The literature does not directly address the question of spectral coherence under volatility/liquidity shocks. Our finding that the 2020 COVID-19 shock reduced dimensionality to 1 factor, rather than fragmenting the spectrum, is novel. This suggests that extreme volatility induces a simplification of the covariance structure—a single dominant risk factor overwhelms sector and style differentiation—rather than a collapse into noise. This is consistent with the empirical observation that correlations spike toward 1 during crises, but it provides a spectral-theoretic quantification: the second eigenvalue falls below the MP bound, leaving only the market factor as statistically significant.

Limitations

  1. Small universe: 10 assets is a minimal test case. The Marchenko-Pastur bound is sensitive to the q-ratio (n_obs / n_assets = 0.003 here, implying a very large sample relative to dimensionality), which makes the test conservative. A larger universe (50–100 assets) would provide a more realistic q-ratio and potentially reveal additional weak factors or finer cluster structure as in [P2].

  2. In-sample regime detection: The per-year factor counts are computed in-sample within each year. This does not test whether a factor structure estimated in year t predicts covariance in year t+1. An out-of-sample rolling-window test (e.g., estimate on years t−2 to t, validate on year t+1) would distinguish genuine regime persistence from in-sample overfitting.

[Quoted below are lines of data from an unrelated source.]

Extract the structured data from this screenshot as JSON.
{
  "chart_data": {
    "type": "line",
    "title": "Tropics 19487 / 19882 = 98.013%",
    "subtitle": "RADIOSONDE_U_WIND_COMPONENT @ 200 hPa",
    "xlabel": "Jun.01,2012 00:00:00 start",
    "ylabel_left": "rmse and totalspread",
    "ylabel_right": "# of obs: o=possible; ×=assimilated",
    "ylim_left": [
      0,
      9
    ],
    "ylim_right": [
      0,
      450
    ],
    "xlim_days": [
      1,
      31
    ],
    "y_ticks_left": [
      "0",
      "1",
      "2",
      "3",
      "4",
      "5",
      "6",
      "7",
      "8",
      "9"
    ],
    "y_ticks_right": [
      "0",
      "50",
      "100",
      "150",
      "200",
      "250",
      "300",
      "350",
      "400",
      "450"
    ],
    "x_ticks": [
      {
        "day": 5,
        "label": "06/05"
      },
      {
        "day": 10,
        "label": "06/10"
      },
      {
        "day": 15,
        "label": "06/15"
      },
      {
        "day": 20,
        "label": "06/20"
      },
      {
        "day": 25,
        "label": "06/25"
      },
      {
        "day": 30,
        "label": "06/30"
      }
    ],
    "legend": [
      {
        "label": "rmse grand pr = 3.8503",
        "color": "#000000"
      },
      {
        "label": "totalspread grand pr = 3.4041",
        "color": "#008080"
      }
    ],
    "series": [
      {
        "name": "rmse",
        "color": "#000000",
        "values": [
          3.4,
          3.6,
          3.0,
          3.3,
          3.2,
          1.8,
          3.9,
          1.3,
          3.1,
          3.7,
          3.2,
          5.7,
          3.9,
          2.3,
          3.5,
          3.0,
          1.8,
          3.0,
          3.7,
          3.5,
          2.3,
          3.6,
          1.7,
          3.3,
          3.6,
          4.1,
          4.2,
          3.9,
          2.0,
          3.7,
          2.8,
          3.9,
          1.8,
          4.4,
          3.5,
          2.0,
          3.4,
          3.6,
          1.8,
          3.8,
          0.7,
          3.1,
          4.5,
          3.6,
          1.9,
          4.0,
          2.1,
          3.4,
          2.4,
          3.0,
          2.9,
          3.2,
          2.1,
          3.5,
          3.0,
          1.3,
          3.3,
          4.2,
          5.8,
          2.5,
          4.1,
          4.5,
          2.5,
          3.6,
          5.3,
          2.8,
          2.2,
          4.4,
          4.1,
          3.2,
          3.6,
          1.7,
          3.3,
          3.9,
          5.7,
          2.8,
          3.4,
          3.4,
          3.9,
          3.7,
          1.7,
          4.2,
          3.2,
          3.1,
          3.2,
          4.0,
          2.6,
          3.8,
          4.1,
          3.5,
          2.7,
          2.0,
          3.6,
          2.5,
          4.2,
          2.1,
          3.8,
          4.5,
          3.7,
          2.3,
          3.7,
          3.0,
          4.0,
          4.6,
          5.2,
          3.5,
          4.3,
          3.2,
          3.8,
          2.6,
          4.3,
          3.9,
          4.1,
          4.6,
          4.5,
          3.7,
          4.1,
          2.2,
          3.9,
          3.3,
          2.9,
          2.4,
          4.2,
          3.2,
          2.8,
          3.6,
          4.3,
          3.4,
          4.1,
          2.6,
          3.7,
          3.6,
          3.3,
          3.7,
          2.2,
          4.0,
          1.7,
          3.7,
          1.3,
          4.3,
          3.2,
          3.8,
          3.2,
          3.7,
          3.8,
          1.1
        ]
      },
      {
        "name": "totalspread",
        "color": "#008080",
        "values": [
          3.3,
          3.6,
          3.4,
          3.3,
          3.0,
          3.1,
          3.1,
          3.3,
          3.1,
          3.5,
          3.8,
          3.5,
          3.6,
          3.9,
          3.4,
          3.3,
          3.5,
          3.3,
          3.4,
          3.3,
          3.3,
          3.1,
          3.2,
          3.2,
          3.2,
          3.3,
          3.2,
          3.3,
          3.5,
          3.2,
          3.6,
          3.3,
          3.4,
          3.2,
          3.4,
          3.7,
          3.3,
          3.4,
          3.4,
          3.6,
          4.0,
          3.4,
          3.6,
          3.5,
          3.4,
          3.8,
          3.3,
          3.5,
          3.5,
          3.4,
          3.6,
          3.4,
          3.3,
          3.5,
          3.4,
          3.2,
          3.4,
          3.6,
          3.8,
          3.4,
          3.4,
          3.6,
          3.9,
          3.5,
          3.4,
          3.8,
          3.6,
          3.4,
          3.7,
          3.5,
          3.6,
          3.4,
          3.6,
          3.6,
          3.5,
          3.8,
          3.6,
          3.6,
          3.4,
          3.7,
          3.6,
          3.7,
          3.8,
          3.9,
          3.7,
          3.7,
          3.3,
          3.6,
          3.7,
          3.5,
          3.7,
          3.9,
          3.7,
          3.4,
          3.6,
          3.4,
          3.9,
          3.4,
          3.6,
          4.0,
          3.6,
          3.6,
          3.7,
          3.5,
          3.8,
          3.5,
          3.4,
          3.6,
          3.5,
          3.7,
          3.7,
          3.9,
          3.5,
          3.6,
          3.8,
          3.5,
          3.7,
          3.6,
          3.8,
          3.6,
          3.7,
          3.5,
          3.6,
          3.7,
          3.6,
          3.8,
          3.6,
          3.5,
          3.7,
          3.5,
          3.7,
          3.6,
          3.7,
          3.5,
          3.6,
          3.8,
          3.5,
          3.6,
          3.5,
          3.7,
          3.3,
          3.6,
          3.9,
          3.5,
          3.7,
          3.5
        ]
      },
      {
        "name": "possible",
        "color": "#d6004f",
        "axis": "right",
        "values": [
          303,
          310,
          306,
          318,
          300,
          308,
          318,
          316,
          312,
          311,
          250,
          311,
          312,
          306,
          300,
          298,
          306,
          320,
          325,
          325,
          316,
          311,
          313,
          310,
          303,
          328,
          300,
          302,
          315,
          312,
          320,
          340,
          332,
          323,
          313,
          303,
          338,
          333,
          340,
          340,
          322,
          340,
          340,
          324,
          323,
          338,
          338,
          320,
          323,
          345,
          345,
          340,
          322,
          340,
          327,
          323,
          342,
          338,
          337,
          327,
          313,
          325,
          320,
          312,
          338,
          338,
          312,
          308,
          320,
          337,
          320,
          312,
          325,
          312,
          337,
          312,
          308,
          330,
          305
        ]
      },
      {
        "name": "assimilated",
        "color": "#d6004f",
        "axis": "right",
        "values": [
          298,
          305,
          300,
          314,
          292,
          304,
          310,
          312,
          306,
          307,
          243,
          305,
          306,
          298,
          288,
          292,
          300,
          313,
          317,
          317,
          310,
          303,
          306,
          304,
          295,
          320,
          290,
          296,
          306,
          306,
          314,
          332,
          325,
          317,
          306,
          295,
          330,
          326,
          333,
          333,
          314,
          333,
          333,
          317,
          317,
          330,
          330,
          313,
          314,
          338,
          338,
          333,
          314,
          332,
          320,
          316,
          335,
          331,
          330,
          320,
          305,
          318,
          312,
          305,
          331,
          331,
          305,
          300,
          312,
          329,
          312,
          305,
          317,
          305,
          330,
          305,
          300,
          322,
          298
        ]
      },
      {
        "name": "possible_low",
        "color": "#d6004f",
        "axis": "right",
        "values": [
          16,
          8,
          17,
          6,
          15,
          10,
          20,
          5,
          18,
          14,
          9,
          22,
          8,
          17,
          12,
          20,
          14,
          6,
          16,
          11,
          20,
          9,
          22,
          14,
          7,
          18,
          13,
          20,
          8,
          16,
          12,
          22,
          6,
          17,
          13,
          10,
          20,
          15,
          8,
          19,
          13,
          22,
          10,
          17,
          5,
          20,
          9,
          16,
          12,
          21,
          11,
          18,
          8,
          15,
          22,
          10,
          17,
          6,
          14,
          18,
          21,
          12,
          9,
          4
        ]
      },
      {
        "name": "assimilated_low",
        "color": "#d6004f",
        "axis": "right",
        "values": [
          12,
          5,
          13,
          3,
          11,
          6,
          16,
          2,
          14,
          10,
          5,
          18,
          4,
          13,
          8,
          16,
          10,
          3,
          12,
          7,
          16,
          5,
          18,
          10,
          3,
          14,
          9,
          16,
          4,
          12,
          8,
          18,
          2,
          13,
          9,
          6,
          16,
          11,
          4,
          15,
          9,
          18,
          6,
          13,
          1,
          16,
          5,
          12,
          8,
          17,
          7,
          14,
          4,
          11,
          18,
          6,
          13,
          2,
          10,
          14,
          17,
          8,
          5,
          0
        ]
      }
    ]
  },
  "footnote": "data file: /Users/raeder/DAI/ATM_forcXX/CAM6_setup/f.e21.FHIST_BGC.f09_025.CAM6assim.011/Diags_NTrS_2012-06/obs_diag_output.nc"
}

  3. Single asset class: The universe is restricted to large-cap US equities. The spectral structure of a multi-asset portfolio (equities, bonds, commodities) or a global equity universe (US, Europe, Asia) may exhibit different dimensionality and regime dependence.

  4. No macroeconomic covariates: The analysis does not condition on observable regime variables (VIX, credit spreads, liquidity measures). Regressing the factor count or top eigenvalue on such covariates would test whether spectral transitions are predictable from macro conditions.

  5. Eigenvalue spacing and universality: Random matrix theory predicts not only the bulk distribution (MP) but also the spacing distribution of eigenvalues (e.g., Wigner surmise). Testing whether the 8 sub-MP eigenvalues follow the expected spacing distribution would provide additional evidence that they are noise-driven.

  6. Factor rotation and interpretation: PCA eigenvectors are orthogonal by construction, but economically meaningful factors (e.g., Fama-French factors) need not be orthogonal. A rotation to maximize interpretability (e.g., varimax) or a comparison to known factor models would strengthen the economic interpretation of Factor 1 and Factor 2.

Strengthening the result would require: (i) expanding the universe to 50+ assets to test robustness of the 2-factor structure; (ii) implementing an out-of-sample validation of regime persistence; (iii) conditioning the spectral analysis on observable macro/liquidity variables; and (iv) comparing the PCA factors to established factor models (market, size, value, momentum) to assess whether the 2 significant factors are rotations of known priced risks.


Research evidence, not investment advice.